Because Bernard is different from most in Brave New World, and has the courage to question the way their society is being conditioned, people refer in the story to the alcohol that was supposedly in his test tube when he was born. And there seems to be a familiar pattern in our world today, with those that challenge or question government policies and societal norms such as those surrounding the COVID-19 vaccine and the idea that people can choose their own gender. We have seen this on a pop culture scale with celebrities such as Nicki Minaj, who made headlines for weeksand managed to stir up government officials from both the United States and her native Caribbean island of Trinidad and Tobego. This was after a tweet mentioning her cousin in Trinidad who was hesitant to get vaccinated after the COVID injection rendered a friend of his impotent and “his testicles became swollen.” The Trinidad government even tried to track down the person in their country that made this claim involving possible vaccine side effects! And officials at the White House made efforts to “offer to have a conversation” with Minaj. After some back and forth in the press between Minaj and the White House, Minaj railed against “cancel culture” in a live video she posted on Instagram, claiming she had been blocked from Twitter. In the video, Minaj acknowledged the resistance that now exists against anyone who questions government policy and thinks for themselves: “I remember going to China and they were telling us you know, you cannot speak out against, you know, the people in power, there, etc…Don’t y’all see that we are living now in that time where people will turn their back on you…but people will isolate you if you simply speak and ask a question.” Other celebrities who have recently made headlines due to heavy backlash from the media, including organizations like GLAAD, are comedian Dave Chappelle and author JK Rowling. Both made statements that were interpreted as insensitive to the transgender community.

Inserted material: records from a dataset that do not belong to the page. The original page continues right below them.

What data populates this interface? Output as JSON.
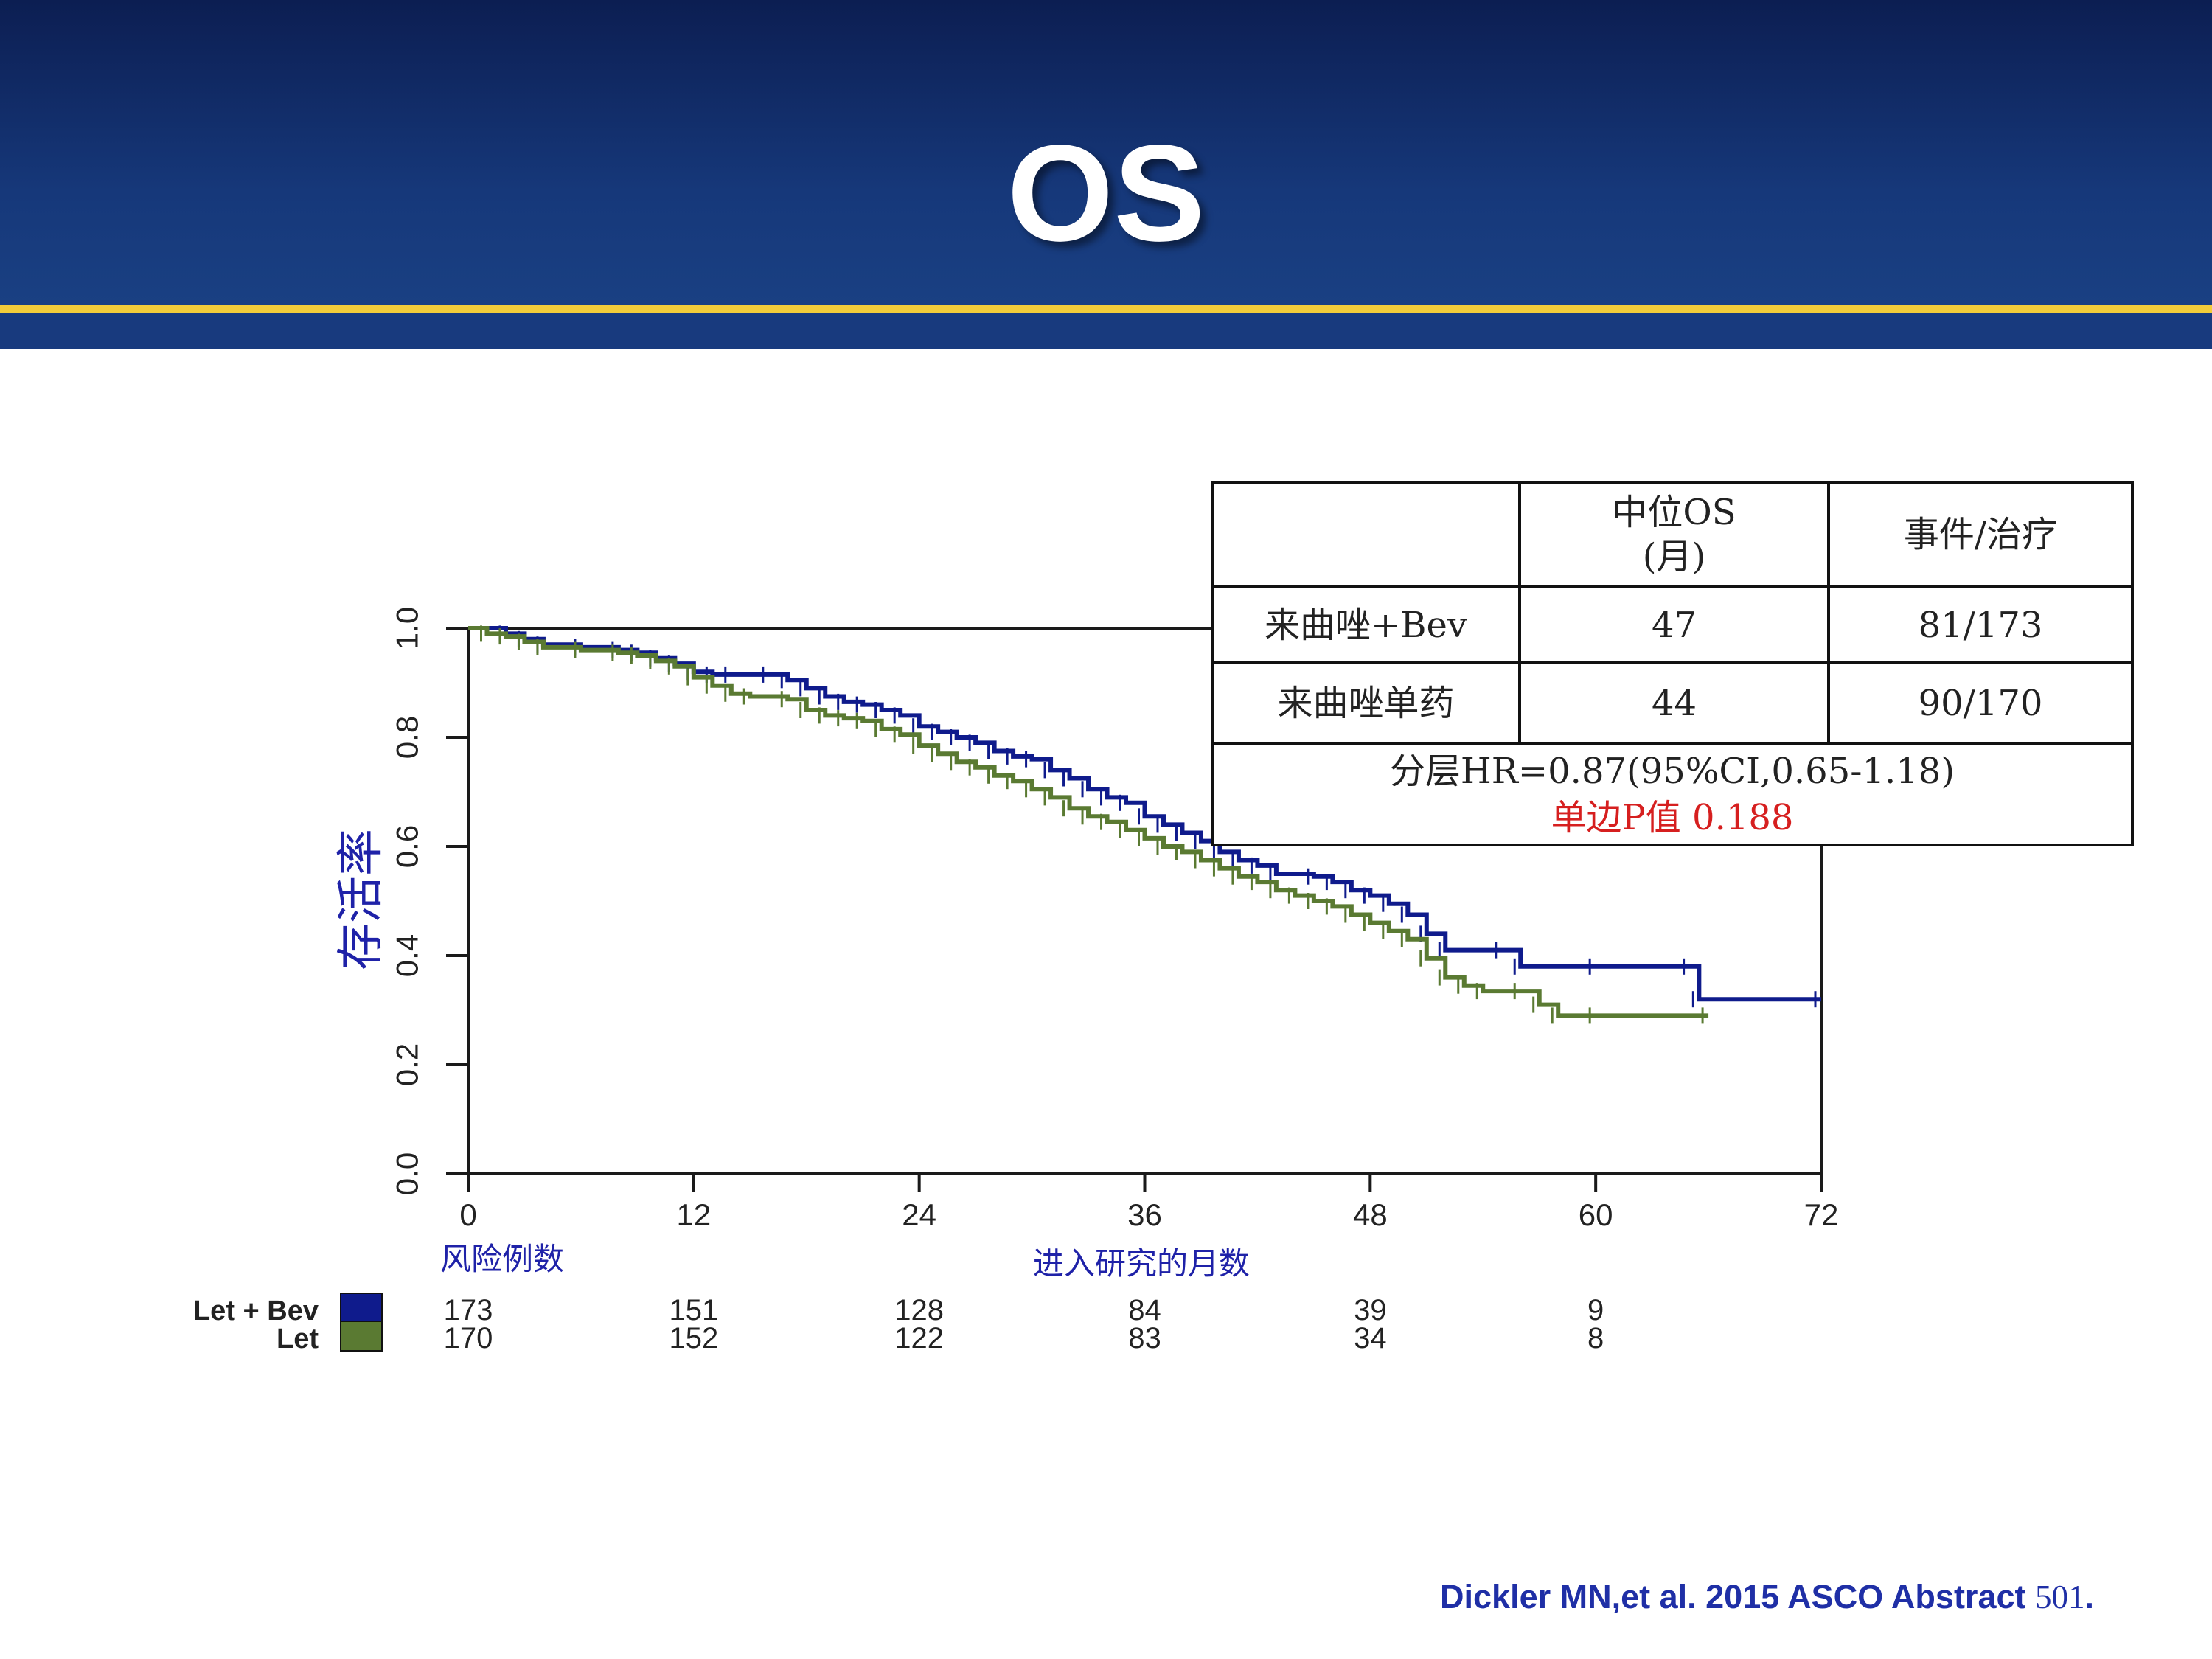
{
  "slide": {
    "title": "OS"
  },
  "chart_data": {
    "type": "line",
    "subtype": "kaplan-meier",
    "title": "OS",
    "ylabel": "存活率",
    "xlabel": "进入研究的月数",
    "ylim": [
      0,
      1
    ],
    "yticks": [
      "0.0",
      "0.2",
      "0.4",
      "0.6",
      "0.8",
      "1.0"
    ],
    "xlim": [
      0,
      72
    ],
    "xticks": [
      "0",
      "12",
      "24",
      "36",
      "48",
      "60",
      "72"
    ],
    "grid": false,
    "series": [
      {
        "name": "Let + Bev",
        "color": "#0f1b8c",
        "points": [
          [
            0,
            1.0
          ],
          [
            2,
            0.99
          ],
          [
            3,
            0.98
          ],
          [
            4,
            0.97
          ],
          [
            6,
            0.965
          ],
          [
            8,
            0.96
          ],
          [
            9,
            0.955
          ],
          [
            10,
            0.945
          ],
          [
            11,
            0.935
          ],
          [
            12,
            0.92
          ],
          [
            13,
            0.915
          ],
          [
            14,
            0.915
          ],
          [
            16,
            0.915
          ],
          [
            17,
            0.905
          ],
          [
            18,
            0.89
          ],
          [
            19,
            0.875
          ],
          [
            20,
            0.865
          ],
          [
            21,
            0.86
          ],
          [
            22,
            0.85
          ],
          [
            23,
            0.84
          ],
          [
            24,
            0.82
          ],
          [
            25,
            0.81
          ],
          [
            26,
            0.8
          ],
          [
            27,
            0.79
          ],
          [
            28,
            0.775
          ],
          [
            29,
            0.765
          ],
          [
            30,
            0.76
          ],
          [
            31,
            0.74
          ],
          [
            32,
            0.725
          ],
          [
            33,
            0.705
          ],
          [
            34,
            0.69
          ],
          [
            35,
            0.68
          ],
          [
            36,
            0.655
          ],
          [
            37,
            0.64
          ],
          [
            38,
            0.625
          ],
          [
            39,
            0.61
          ],
          [
            40,
            0.59
          ],
          [
            41,
            0.575
          ],
          [
            42,
            0.565
          ],
          [
            43,
            0.55
          ],
          [
            45,
            0.545
          ],
          [
            46,
            0.535
          ],
          [
            47,
            0.52
          ],
          [
            48,
            0.51
          ],
          [
            49,
            0.495
          ],
          [
            50,
            0.475
          ],
          [
            51,
            0.44
          ],
          [
            52,
            0.41
          ],
          [
            55,
            0.41
          ],
          [
            56,
            0.38
          ],
          [
            60,
            0.38
          ],
          [
            65,
            0.38
          ],
          [
            65.5,
            0.32
          ],
          [
            72,
            0.32
          ]
        ],
        "at_risk": [
          173,
          151,
          128,
          84,
          39,
          9
        ]
      },
      {
        "name": "Let",
        "color": "#5a7a32",
        "points": [
          [
            0,
            1.0
          ],
          [
            1,
            0.99
          ],
          [
            2,
            0.985
          ],
          [
            3,
            0.975
          ],
          [
            4,
            0.965
          ],
          [
            6,
            0.96
          ],
          [
            8,
            0.955
          ],
          [
            9,
            0.95
          ],
          [
            10,
            0.94
          ],
          [
            11,
            0.93
          ],
          [
            12,
            0.91
          ],
          [
            13,
            0.895
          ],
          [
            14,
            0.88
          ],
          [
            15,
            0.875
          ],
          [
            17,
            0.87
          ],
          [
            18,
            0.85
          ],
          [
            19,
            0.84
          ],
          [
            20,
            0.835
          ],
          [
            21,
            0.83
          ],
          [
            22,
            0.815
          ],
          [
            23,
            0.805
          ],
          [
            24,
            0.785
          ],
          [
            25,
            0.77
          ],
          [
            26,
            0.755
          ],
          [
            27,
            0.745
          ],
          [
            28,
            0.73
          ],
          [
            29,
            0.72
          ],
          [
            30,
            0.705
          ],
          [
            31,
            0.69
          ],
          [
            32,
            0.67
          ],
          [
            33,
            0.655
          ],
          [
            34,
            0.645
          ],
          [
            35,
            0.63
          ],
          [
            36,
            0.615
          ],
          [
            37,
            0.6
          ],
          [
            38,
            0.59
          ],
          [
            39,
            0.575
          ],
          [
            40,
            0.56
          ],
          [
            41,
            0.545
          ],
          [
            42,
            0.535
          ],
          [
            43,
            0.52
          ],
          [
            44,
            0.51
          ],
          [
            45,
            0.5
          ],
          [
            46,
            0.49
          ],
          [
            47,
            0.475
          ],
          [
            48,
            0.46
          ],
          [
            49,
            0.445
          ],
          [
            50,
            0.43
          ],
          [
            51,
            0.395
          ],
          [
            52,
            0.36
          ],
          [
            53,
            0.345
          ],
          [
            54,
            0.335
          ],
          [
            56,
            0.335
          ],
          [
            57,
            0.31
          ],
          [
            58,
            0.29
          ],
          [
            60,
            0.29
          ],
          [
            66,
            0.29
          ]
        ],
        "at_risk": [
          170,
          152,
          122,
          83,
          34,
          8
        ]
      }
    ],
    "at_risk_label": "风险例数",
    "at_risk_times": [
      0,
      12,
      24,
      36,
      48,
      60
    ],
    "legend": [
      "Let + Bev",
      "Let"
    ],
    "legend_position": "bottom-left"
  },
  "stats_table": {
    "header": [
      "",
      "中位OS\n(月)",
      "事件/治疗"
    ],
    "rows": [
      [
        "来曲唑+Bev",
        "47",
        "81/173"
      ],
      [
        "来曲唑单药",
        "44",
        "90/170"
      ]
    ],
    "hr": "分层HR=0.87(95%CI,0.65-1.18)",
    "p_value": "单边P值 0.188"
  },
  "citation": {
    "text": "Dickler MN,et al. 2015 ASCO Abstract ",
    "number": "501",
    "suffix": "."
  }
}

But Minaj, Chappelle and Rowling are far from the only ones to be chastised for their viewpoints. In fact, they may have it better than most people as far as backlash from the government and media goes; most other people that question the vaccine aren’t offered a call from the White House. In the past year and a half, many of us have seen people around us, or maybe even ourselves, being alienated and labeled and slowly we seem to be becoming an “us” and “them” society. I thought that the term “anti-vaxxer,” which I found to be an amusing at first, was newly coined in the past couple of years. But I recently found out it has existed for quite a while, and in fact Merriam-Webster just recently changed the dictionary definition of the term. While an “anti-vaxxer” used to describe a person who doesn’t believe in vaccinations, now it has a different meaning: “a person who opposes the use of vaccines or regulations mandating vaccinations.” This took place some time after the CDC changed the definition of vaccine, to make the term more agreeable with the impediments present in the COVID-19 vaccines.
For so long, hearing the term “Brave New World” may conjure up memories of the exciting and seductive story that was the highlight of my childhood English class. But as it turns out, the reality isn’t near as alluring.